President Nicolas Sarkozy’s re-election campaign in France is getting a little desperate, and more than a little ugly. Although new polls show him the likely top vote-getter in next month’s first-round voting, they also show him running well behind François Hollande of the Socialist Party in the decisive May runoff. To try and close that gap, Mr. Sarkozy has been fishing for far-right voters by assailing foreign immigrants, foreign imports and even the dietary laws of French Muslims.
Mr. Sarkozy may think it is smart politics to pander to racism and xenophobia. He has done it before. And, sadly, his harsh new tone has given him a quick boost in the polls. But it is damaging to French society. And it may prove a mixed political blessing in May. Many French voters already think that he lacks presidential dignity.
Times are tough in France, but Mr. Sarkozy could have run a more elevated campaign. He has domestic achievements (pension reform) and international achievements (Libya). His main opponent, Mr. Hollande, has vague ideas and unrealistic economic proposals.
Instead, Mr.
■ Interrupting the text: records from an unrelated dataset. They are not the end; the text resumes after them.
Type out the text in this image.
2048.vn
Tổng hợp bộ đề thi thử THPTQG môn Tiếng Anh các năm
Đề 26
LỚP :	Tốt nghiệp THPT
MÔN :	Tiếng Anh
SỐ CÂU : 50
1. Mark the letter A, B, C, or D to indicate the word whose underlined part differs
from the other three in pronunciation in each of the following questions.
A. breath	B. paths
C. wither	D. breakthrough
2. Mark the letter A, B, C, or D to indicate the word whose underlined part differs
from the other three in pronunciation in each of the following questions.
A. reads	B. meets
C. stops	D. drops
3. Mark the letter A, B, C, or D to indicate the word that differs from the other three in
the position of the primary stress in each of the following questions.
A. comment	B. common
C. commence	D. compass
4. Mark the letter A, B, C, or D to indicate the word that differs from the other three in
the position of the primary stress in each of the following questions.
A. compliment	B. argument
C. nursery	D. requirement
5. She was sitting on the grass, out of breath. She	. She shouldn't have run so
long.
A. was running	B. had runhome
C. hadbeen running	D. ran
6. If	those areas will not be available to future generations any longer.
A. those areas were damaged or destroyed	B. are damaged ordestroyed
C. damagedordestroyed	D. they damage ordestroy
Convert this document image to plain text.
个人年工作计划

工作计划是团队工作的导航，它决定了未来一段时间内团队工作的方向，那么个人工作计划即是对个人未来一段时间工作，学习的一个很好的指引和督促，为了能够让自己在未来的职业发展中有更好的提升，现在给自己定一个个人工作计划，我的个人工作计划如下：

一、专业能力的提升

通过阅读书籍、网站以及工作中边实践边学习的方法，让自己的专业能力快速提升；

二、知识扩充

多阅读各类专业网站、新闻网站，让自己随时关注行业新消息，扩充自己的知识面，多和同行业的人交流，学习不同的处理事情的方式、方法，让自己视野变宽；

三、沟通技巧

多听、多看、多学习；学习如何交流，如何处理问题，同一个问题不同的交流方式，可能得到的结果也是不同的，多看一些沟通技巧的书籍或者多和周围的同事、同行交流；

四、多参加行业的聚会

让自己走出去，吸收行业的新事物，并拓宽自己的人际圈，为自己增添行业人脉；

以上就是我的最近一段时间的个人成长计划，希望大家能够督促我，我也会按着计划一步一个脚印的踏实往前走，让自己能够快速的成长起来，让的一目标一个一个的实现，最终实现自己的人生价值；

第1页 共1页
Sarkozy has chosen the low road. At a packed rally on Sunday, he attacked European Union trade rules, which he said had opened French markets to “savage” competition, and called for a protectionist “buy European” rule for public spending that would raise costs and invite retaliation. He also threatened to suspend French participation in Europe’s 25-nation open border agreement unless others did more to keep illegal immigrants and refugees out of Europe. A few days earlier, he had attacked legal immigration, promising a 50 percent cut in admissions for family reunification.
In a particularly vile gambit from a man who already brags about banning the burqa in public and Muslim-style street prayer, Mr. Sarkozy now pledges to protect French consumers from unknowingly eating halal meat, slaughtered in accordance with Muslim dietary codes. He called for legislation requiring all meat labels to note the slaughtering methods used. This proposal originally came from Marine Le Pen, the presidential candidate of the unabashedly xenophobic National Front. Mr. Sarkozy first rightly called it frivolous. Then he adopted it.
Five million to six million Muslims now live in France, almost a tenth of the total population. It is cruel to keep family members from joining them and cruel and destructive to subject their religion to mockery. Ms. Le Pen is currently running third in the polls. Regrettably, Mr. Sarkozy has no problem being frivolous or cruel if it means he can peel away some of her voters.
France: Après “Nicolas Le Pen” du Wall Street Journal, voici “Sarkozy sur la route de la bassesse” du New York Times.
In less than 2 days, Nicolas Sarkozy performed a miracle; he brought the editorial page of The New York Times and The Wall Street Journal together. Something that we have not seen in a while and we are not about to see any time soon. Indeed, the WSJ editorial page, a bastion of the right and conservatism, has rarely agreed on anything with the editorial page of the NYTimes. Well, Sarkozy’s awfully xenophobic campaign was something that the American left and right agreed to disagree with. Ugly, xenophobic, desperate, racist, radical, divisive, anti-Muslim, frivolous and so on are only a few adjectives used by the NYTimes and the WSJournal editorialists to describe Sarkozy’s campaign. These are journalists and columnists who are used to the rough and tumble American style of politics, and yet they stand bewildered by what Sarkozy and his team have been doing and saying during this campaign.